Nearly half of U.S. adults (41%) believe the country is headed in the wrong direction owing to Trump’s drug price policies, according to a West Health–Gallup poll released days before the inauguration. Republicans (78%) were more likely than Democrats (4%) and independents (27%) to say Trump’s drug price agenda was moving the country forward.
It is noteworthy that these tariffs can fuel an increase in drug prices in part because China is the world’s leading producer of active pharmaceutical ingredients, or APIs. A report by the Observatory of Economic Complexity revealed that the United States became the top importer ($168 billion) of pharmaceutical products in 2022. According to the Association for Accessible Medicines (AAM), tariffs will only muddle this dependence.
“The global supply chain for generic and biosimilar medicines is critically important for U.S. patients. From the base ingredients to the finished products, U.S. medicines rely on a global supply chain that is already stressed and in need of strengthening,” AAM president and CEO John Murphy III said in a Feb. 2 news release. “Tariffs on products from Canada, Mexico, and China could increase already problematic drug shortages.”
Adding, “Americans pay less for generics than almost anywhere in the world,” Murphy highlighted that the previous Trump administration didn’t impose tariffs on generics.
How MedTech sector will be affected?
Reportedly, MedTech Companies are also anticipating negative impact from Trump’s tariffs. According to Scott Whitaker, president and CEO of the Advanced Medical Technology Association (AdvaMed), the imposition will not only cause financial harm but also prevent innovation.

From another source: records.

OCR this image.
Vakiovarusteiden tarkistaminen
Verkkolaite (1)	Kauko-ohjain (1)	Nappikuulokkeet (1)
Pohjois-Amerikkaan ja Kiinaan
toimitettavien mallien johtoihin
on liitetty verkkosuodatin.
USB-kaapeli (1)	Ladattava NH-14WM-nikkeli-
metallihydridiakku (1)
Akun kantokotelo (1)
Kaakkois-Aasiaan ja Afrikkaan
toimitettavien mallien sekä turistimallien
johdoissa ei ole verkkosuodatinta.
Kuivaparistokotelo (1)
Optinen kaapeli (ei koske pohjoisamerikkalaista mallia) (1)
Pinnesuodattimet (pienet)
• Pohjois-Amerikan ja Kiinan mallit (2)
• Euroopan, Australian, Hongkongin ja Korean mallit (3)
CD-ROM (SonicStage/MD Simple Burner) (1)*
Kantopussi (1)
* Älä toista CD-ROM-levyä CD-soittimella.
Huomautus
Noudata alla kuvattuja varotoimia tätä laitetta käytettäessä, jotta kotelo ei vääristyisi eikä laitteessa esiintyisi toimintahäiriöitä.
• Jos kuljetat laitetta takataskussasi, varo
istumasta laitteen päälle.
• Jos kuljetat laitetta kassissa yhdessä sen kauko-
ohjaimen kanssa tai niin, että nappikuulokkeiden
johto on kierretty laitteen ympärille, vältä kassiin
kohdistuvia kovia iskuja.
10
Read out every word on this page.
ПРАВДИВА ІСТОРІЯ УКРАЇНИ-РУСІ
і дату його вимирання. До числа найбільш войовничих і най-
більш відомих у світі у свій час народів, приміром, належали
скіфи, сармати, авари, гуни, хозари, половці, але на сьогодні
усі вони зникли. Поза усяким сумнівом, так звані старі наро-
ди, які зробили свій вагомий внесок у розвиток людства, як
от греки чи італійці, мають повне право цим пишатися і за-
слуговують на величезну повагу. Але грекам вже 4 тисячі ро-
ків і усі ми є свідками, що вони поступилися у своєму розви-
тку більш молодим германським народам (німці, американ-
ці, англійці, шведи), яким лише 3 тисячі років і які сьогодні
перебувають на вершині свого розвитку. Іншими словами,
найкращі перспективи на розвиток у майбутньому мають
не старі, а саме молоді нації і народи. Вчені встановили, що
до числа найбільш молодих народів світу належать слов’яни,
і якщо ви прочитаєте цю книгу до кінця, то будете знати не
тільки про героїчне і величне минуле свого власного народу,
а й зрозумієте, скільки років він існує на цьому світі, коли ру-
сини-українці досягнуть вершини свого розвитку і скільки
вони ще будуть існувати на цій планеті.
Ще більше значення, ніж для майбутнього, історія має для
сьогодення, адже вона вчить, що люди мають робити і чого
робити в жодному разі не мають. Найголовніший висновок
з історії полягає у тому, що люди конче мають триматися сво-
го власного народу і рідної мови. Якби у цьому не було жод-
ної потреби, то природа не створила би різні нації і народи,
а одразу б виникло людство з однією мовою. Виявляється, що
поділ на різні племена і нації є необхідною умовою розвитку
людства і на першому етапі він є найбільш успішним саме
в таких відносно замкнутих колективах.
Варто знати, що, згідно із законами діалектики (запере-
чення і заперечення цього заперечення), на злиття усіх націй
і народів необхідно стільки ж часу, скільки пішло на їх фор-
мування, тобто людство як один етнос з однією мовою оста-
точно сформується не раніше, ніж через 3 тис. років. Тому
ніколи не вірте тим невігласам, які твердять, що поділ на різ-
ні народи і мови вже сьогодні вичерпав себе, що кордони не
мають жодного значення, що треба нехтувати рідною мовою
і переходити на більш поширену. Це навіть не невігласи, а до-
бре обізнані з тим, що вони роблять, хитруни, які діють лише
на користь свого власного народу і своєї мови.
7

“R&D spending would likely be the first and most direct casualty, threatening America’s medtech innovation leadership,” Whitaker said in a February 1 statement. “Increased tariffs may even have the unintended consequence of boosting the competitiveness of medtech industries of other nations.”
Impact on APIs
A report by Medicinemaker revealed that some US-based stakeholders are looking to bring more API manufacturing operations to US shores. The Missouri-based API Innovation Center, for example, received $9.55 million from the state in January to do just that, the report revealed.
A 2024 white paper prepared by the API Innovation Center outlines a national strategy to reshore at least 25 percent of small molecule API production to the US by 2030. The current dependency on China and India for APIs, according to the report, is being viewed as a national security risk because of supply chain vulnerabilities, quality issues, and geopolitical uncertainties.
The White paper also revealed that around 83 percent of the top 100 generic medicines prescribed in the US have no domestic API source and more than 90 percent of common antivirals and antibiotics also rely on imported APIs. Whilst US API production has decreased by 61 percent in the past ten years, India and China have seen dramatic increases in their production capacities, it stated.
Reportedly, US drug manufacturers struggle to compete with low-cost foreign suppliers. Moreover, the FDA’s slow approval process for alternative manufacturing methods has also been viewed as a cause for discouragement in investment.